SANAYİDE 5-1 atmışız hala marka olan bir buluşa imza atmamışız. Ağır sanayinin ilk adımıyla dahi karşılaşmamışız. Yerli olan bir otomobil dahi yapamamışız. Almanın Fransız’ın İtalyan’ın İngiliz’in Amerikalının motorlarının montajı ile uğraşmışız orta doğunun en öndeki Tank –palet fabrikasının yüzde ellisini Katara satmışız... Savaş yıllarının olmazsa olmazı Şeker fabrikalarını özelleştirmişiz ..Bir tatlandırıcı fabrikasına karşılık üç yüz bin Şeker üreticisine tarımdan üretimden el çektirmişiz.

Her yıl sanayi devrimi demişiz toplantılar paneller yapmışız, salondan dışarı çıkıldığında hepsini unutmuşuz.

TARIMDA 5-4 atmışız Allah hiç bir ülkenin başına vermesin; kendi kendimize yeten 7 ülkeden biri iken köylüyü de, üreteni de satanı da alanı da darma dağın etmişiz.

Yetmemiş ‘siz ekmeyin üretmeyin’ diyerek dönüm başına para vermişiz...

İthal hayvanlar la birlikte dışarıdan saman ithal etmişiz.

 Domatesle soğanı biberle patlıcanı yarıştırmışız vatandaşları da tanzim satışların önünde hakem tayin etmişiz.

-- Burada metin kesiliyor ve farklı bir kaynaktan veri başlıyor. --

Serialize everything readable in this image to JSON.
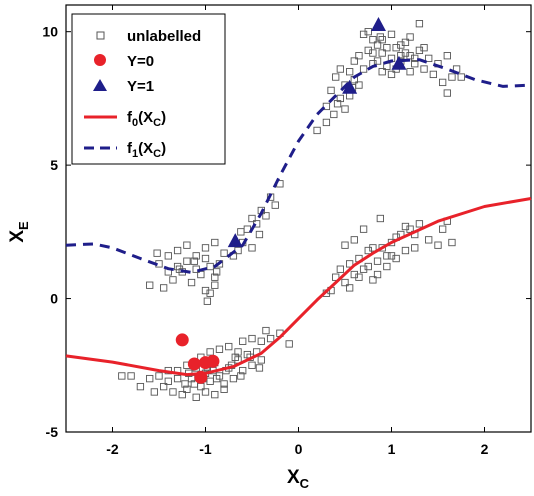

SPORDA 6-3 atmışız Sporun her dalını birbirlerine karıştırmışız, hangi dal olursa olsun holding sahipleri bile federasyon yönetimlerine sokmak için mücadele etmişiz. Yetmemiş siyaseti sporun tam göbeğine sokmuşuz. Trilyonlar harcanarak suni başarıların peşinde koşmuşuz eğitimli insanları hiç bir yere yanaştırmamışız. Sırtımız minderlerden kalkmamış. Varsa yoksa siyaset deyip, siyaseti sporun dışına itememişiz.

DIŞİŞLERİNDE 5-2 atmışız geçmişte kendi politikalarını hemen hemen tüm coğrafyada diğer ülkelere hissettiren bir ülkeyken, diğer ülkelerin telkinleri ile politika üreten bir ülke pozisyonuna düşmüşüz. Saman alevi gibi yanıp sönen bir dış siyasetin peşinden giderek 16 adayı Yunan’a kaptırarak bu adalara uzaktan bakar bir toplum olmuşuz.

Hiç mi 3-3 yani düsse, 5-5 yani dübeş, 6-6 yani düşeş 6-5 şeş beş atmadık arkadaşlar? Atamadık, attırmadılar. O zarları Amerika – İngiliz –Alman – İtalyan – Hollanda İsrailliler attılar bizler de seyrettik.

Ekrem İmamoğlu’nu

Nerden çıktı kim çıkarttı diyordunuz ya,

Hiç kimse çıkarmadı şu üstteki yanlış politikalar çıkardı.

Fiziğin, matematiğin, kimyanın ülkemiz için ne olduğunu bilen her partiden olan sağduyulu vatandaşlarımız çıkarttı.

Onun için kitap öyle bir şeydir ki suya hasret çölde bile insanlara serinlik verebilen değerli bir hazinedir. İster ganyotçu olsun İster şoför bahçıvan fark etmiyor.

Kim olursa olsun ganyotçu gibi ne anladığımızdır önemli olan.